Changing teachers each semester also undermines collaborative learning, as students are forced to find new classmates for academic partnerships. By the second semester, students have to begin the process of networking with their classmates again.
“After a semester, I feel comfortable with my classmates” said Hallward-Driemieier. “I’m willing to share and if we go into groups, there’s no awkward silence. Now that we’re in the second semester, because we have different different classes, when we are put in breakout rooms, a lot of people are just sitting there, silent.”
The coronavirus pandemic has only exacerbated this problem. The reduced number of weekly classes for any given subject — a mere two, down from the typical five of in-person years — has already made it extremely difficult for students to build connections with their peers. But by the end of first semester, I knew which of my peers in each class to reach out to with questions about homework or in-class material. However, the recent change in teachers and class periods meant that, in some classes, I have been unable to find the help I need from peers.

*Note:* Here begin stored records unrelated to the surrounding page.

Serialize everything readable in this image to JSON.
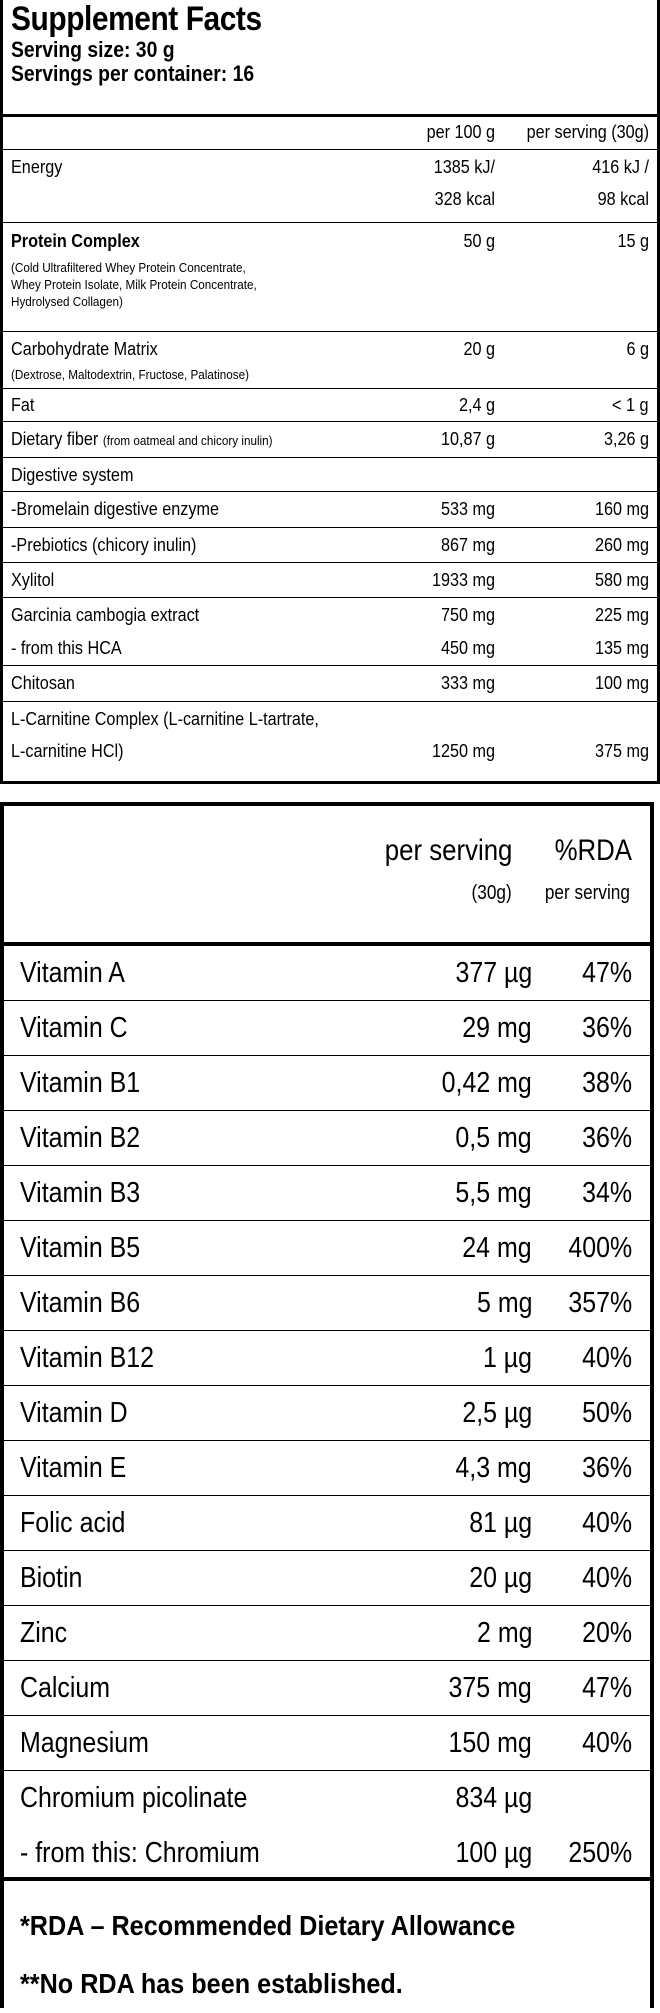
{
  "facts": {
    "title": "Supplement Facts",
    "serving_size": "Serving size: 30 g",
    "servings_per_container": "Servings per container: 16",
    "col_per100": "per 100 g",
    "col_perserving": "per serving (30g)",
    "energy": {
      "name": "Energy",
      "v1a": "1385 kJ/",
      "v1b": "328 kcal",
      "v2a": "416 kJ /",
      "v2b": "98 kcal"
    },
    "protein": {
      "name": "Protein Complex",
      "note1": "(Cold Ultrafiltered Whey Protein Concentrate,",
      "note2": "Whey Protein Isolate, Milk Protein Concentrate,",
      "note3": "Hydrolysed Collagen)",
      "v1": "50 g",
      "v2": "15 g"
    },
    "carb": {
      "name": "Carbohydrate Matrix",
      "note1": "(Dextrose, Maltodextrin, Fructose, Palatinose)",
      "v1": "20 g",
      "v2": "6 g"
    },
    "fat": {
      "name": "Fat",
      "v1": "2,4 g",
      "v2": "< 1 g"
    },
    "fiber": {
      "name": "Dietary fiber",
      "note": "(from oatmeal and chicory inulin)",
      "v1": "10,87 g",
      "v2": "3,26 g"
    },
    "digestive": {
      "name": "Digestive system"
    },
    "bromelain": {
      "name": "-Bromelain digestive enzyme",
      "v1": "533 mg",
      "v2": "160 mg"
    },
    "prebiotics": {
      "name": "-Prebiotics (chicory inulin)",
      "v1": "867 mg",
      "v2": "260 mg"
    },
    "xylitol": {
      "name": "Xylitol",
      "v1": "1933 mg",
      "v2": "580 mg"
    },
    "garcinia": {
      "name": "Garcinia cambogia extract",
      "v1": "750 mg",
      "v2": "225 mg"
    },
    "hca": {
      "name": "- from this HCA",
      "v1": "450 mg",
      "v2": "135 mg"
    },
    "chitosan": {
      "name": "Chitosan",
      "v1": "333 mg",
      "v2": "100 mg"
    },
    "carnitine": {
      "name1": "L-Carnitine Complex (L-carnitine L-tartrate,",
      "name2": "L-carnitine HCl)",
      "v1": "1250 mg",
      "v2": "375 mg"
    }
  },
  "vitamins": {
    "header_per_serving": "per serving",
    "header_rda": "%RDA",
    "header_per_serving_sub": "(30g)",
    "header_rda_sub": "per serving",
    "rows": [
      {
        "name": "Vitamin A",
        "amount": "377 µg",
        "rda": "47%"
      },
      {
        "name": "Vitamin C",
        "amount": "29 mg",
        "rda": "36%"
      },
      {
        "name": "Vitamin B1",
        "amount": "0,42 mg",
        "rda": "38%"
      },
      {
        "name": "Vitamin B2",
        "amount": "0,5 mg",
        "rda": "36%"
      },
      {
        "name": "Vitamin B3",
        "amount": "5,5 mg",
        "rda": "34%"
      },
      {
        "name": "Vitamin B5",
        "amount": "24 mg",
        "rda": "400%"
      },
      {
        "name": "Vitamin B6",
        "amount": "5 mg",
        "rda": "357%"
      },
      {
        "name": "Vitamin B12",
        "amount": "1 µg",
        "rda": "40%"
      },
      {
        "name": "Vitamin D",
        "amount": "2,5 µg",
        "rda": "50%"
      },
      {
        "name": "Vitamin E",
        "amount": "4,3 mg",
        "rda": "36%"
      },
      {
        "name": "Folic acid",
        "amount": "81 µg",
        "rda": "40%"
      },
      {
        "name": "Biotin",
        "amount": "20 µg",
        "rda": "40%"
      },
      {
        "name": "Zinc",
        "amount": "2 mg",
        "rda": "20%"
      },
      {
        "name": "Calcium",
        "amount": "375 mg",
        "rda": "47%"
      },
      {
        "name": "Magnesium",
        "amount": "150 mg",
        "rda": "40%"
      }
    ],
    "chromium": {
      "name": "Chromium picolinate",
      "amount": "834 µg",
      "sub_name": "- from this: Chromium",
      "sub_amount": "100 µg",
      "sub_rda": "250%"
    },
    "footnote1": "*RDA – Recommended Dietary Allowance",
    "footnote2": "**No RDA has been established."
  }
}
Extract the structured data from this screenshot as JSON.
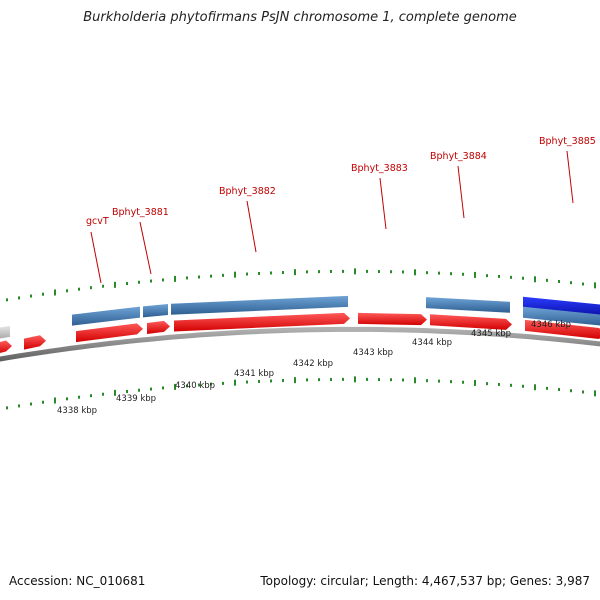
{
  "title": "Burkholderia phytofirmans PsJN chromosome 1, complete genome",
  "gene_labels": [
    "gcvT",
    "Bphyt_3881",
    "Bphyt_3882",
    "Bphyt_3883",
    "Bphyt_3884",
    "Bphyt_3885"
  ],
  "scale_labels": [
    "4338 kbp",
    "4339 kbp",
    "4340 kbp",
    "4341 kbp",
    "4342 kbp",
    "4343 kbp",
    "4344 kbp",
    "4345 kbp",
    "4346 kbp"
  ],
  "footer": {
    "accession": "Accession: NC_010681",
    "stats": "Topology: circular; Length: 4,467,537 bp; Genes: 3,987"
  },
  "colors": {
    "gene_forward": "#ff1a1a",
    "gene_cds": "#4f86bd",
    "gene_highlight": "#1020e0",
    "gene_other": "#c8c8c8",
    "label": "#c00000",
    "tick": "#2a8a2a",
    "backbone": "#808080"
  }
}
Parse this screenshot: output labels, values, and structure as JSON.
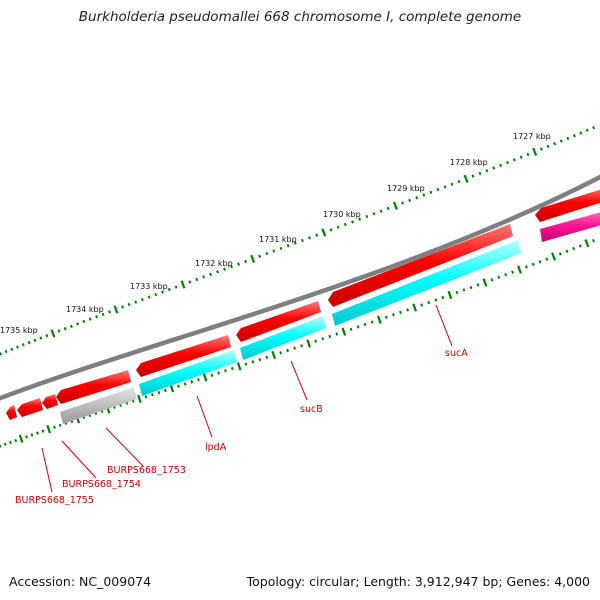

Some argue that switching classes each semester gives students an opportunity to meet new people and encounter new teaching styles. Yet even without changing teachers, students are still able to interact with dozens of educators and hundreds of peers, regardless of whether or not they share a classroom. Allowing students to stay with the same teachers for an entire year gives them a way to grow and build helpful year-long relationships.
The beginning of the school year is when we should be figuring out how to learn best in each of our classes; the second semester shouldn’t be the same way. We waste valuable learning time by essentially having two beginnings of the year.
“It’s really important for success in a class,” Hallward-Driemieier said. “Once a teacher knows you, they know what you are good at and when you need help.”